Next cloud Security

JamesCRocks · September 20, 2025, 9:16am

Hi,

I’m considering ways to make my nextcloud installation available to my devices outside of my home… what can I do to protect my data and network against bots and other bad actors?

Thanks

James

tflidd · September 20, 2025, 9:52am

For Nextcloud itself, good passwords, 2FA, keep everything updated.

For the rest of the system, it is similar to web servers and other systems exposed to the internet (only run services needed, give these services just enough permission as they need, ssh with key authentication, updates, …).

And to protect you data, a good backup is required, and especially one that is not reachable/modifiable from a corrupted setup.

If you feel more comfortable with fail2ban or similar things, they can reduce the number of attempts, but they are also more software to fail and possibly do strange things.

wwe · September 20, 2025, 10:14am

good starting point is How to maintain, check and improve the security of your Nextcloud installation and other 101 articles

JamesCRocks · September 20, 2025, 11:19am

Thank you both for the replies

I backup all my important stuff weekly, including Nextcloud, but my passwords could be better, I’ll admit. My admin password is pretty good but my user one, not so much so I’ll change that. Not sure how I would do two-factor authorisation with a Nextcloud install.

James

Scoutingenieur · September 24, 2025, 12:40pm

Although I’m relatively new to this I managed to open up my Netcloud instance from outside my network.

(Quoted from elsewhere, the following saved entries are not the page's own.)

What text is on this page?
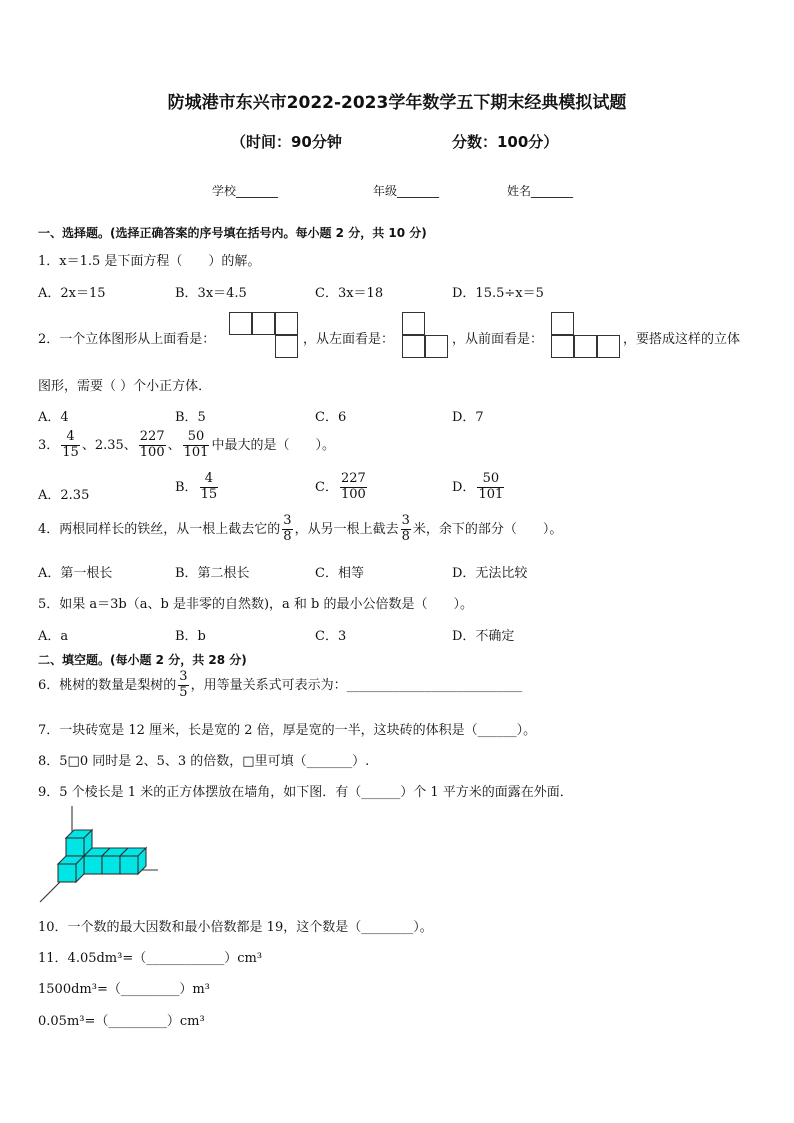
防城港市东兴市2022-2023学年数学五下期末经典模拟试题
（时间：90分钟	分数：100分）
学校_______	年级_______	姓名_______
一、选择题。(选择正确答案的序号填在括号内。每小题 2 分，共 10 分)
1．x＝1.5 是下面方程（　　）的解。
A．2x＝15	B．3x＝4.5	C．3x＝18	D．15.5÷x＝5
2．一个立体图形从上面看是：	，从左面看是：	，从前面看是：	，要搭成这样的立体
图形，需要（ ）个小正方体．
A．4	B．5	C．6	D．7
3． $\frac{4}{15}$ 、2.35、 $\frac{227}{100}$ 、 $\frac{50}{101}$ 中最大的是（　　）。
A．2.35
B． $\frac{4}{15}$	C． $\frac{227}{100}$	D． $\frac{50}{101}$
4．两根同样长的铁丝，从一根上截去它的 $\frac{3}{8}$ ，从另一根上截去 $\frac{3}{8}$ 米，余下的部分（　　）。
A．第一根长	B．第二根长	C．相等	D．无法比较
5．如果 a＝3b（a、b 是非零的自然数)，a 和 b 的最小公倍数是（　　）。
A．a	B．b	C．3	D．不确定
二、填空题。(每小题 2 分，共 28 分)
6．桃树的数量是梨树的 $\frac{3}{5}$ ，用等量关系式可表示为：___________________________
7．一块砖宽是 12 厘米，长是宽的 2 倍，厚是宽的一半，这块砖的体积是（______）。
8．5□0 同时是 2、5、3 的倍数，□里可填（_______）.
9．5 个棱长是 1 米的正方体摆放在墙角，如下图．有（______）个 1 平方米的面露在外面．
10．一个数的最大因数和最小倍数都是 19，这个数是（________）。
11．4.05dm³=（____________）cm³
1500dm³=（_________）m³
0.05m³=（_________）cm³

Although I do believe I did al the right things which I can offer here as starting point, I’m also aware I only know what I know and am open for further suggestions:
In my case:

NC runs a native app on my Truenas Scale server.
I have AdGuardHome with a DNS rewrite, and Nginx ProxyManager with a ProxyHost to reroute my cloud.mydomain.com to the right local IP and port, forcing HTTPS. No other (sub)domains are listed.
I have a SSL certificate on cloud.mydomain.com (and only this subdomain) also registered in NPM.
I have strong passwords enforced in NC, as well as 2FA setup requiring an authenticator (google, microsoft or similar)
Bruteforce protection is enabled
I have a geoblocker app enabled in NC which will block the login for anyone NOT in my allowed country. Me and the other users dont travel much outside the country. Any login attempt from other countries can access the server, can even attempt to login but will be blocked.
According to scan.nextcloud.com I have an A+ rating with this, so that leaves me feeling relatively secure.
And with all of that, the actual data resides not in Nextcloud, but on the Truenas shares. These are backed up weekly a connected external HDD which cant be accessed by Nextcloud directly. I also swap out the external HDD every month, storing the other drive at my parents.

jtr · September 24, 2025, 2:26pm

The official Admin Manual has an entire section on the topic. See the 2FA chapter.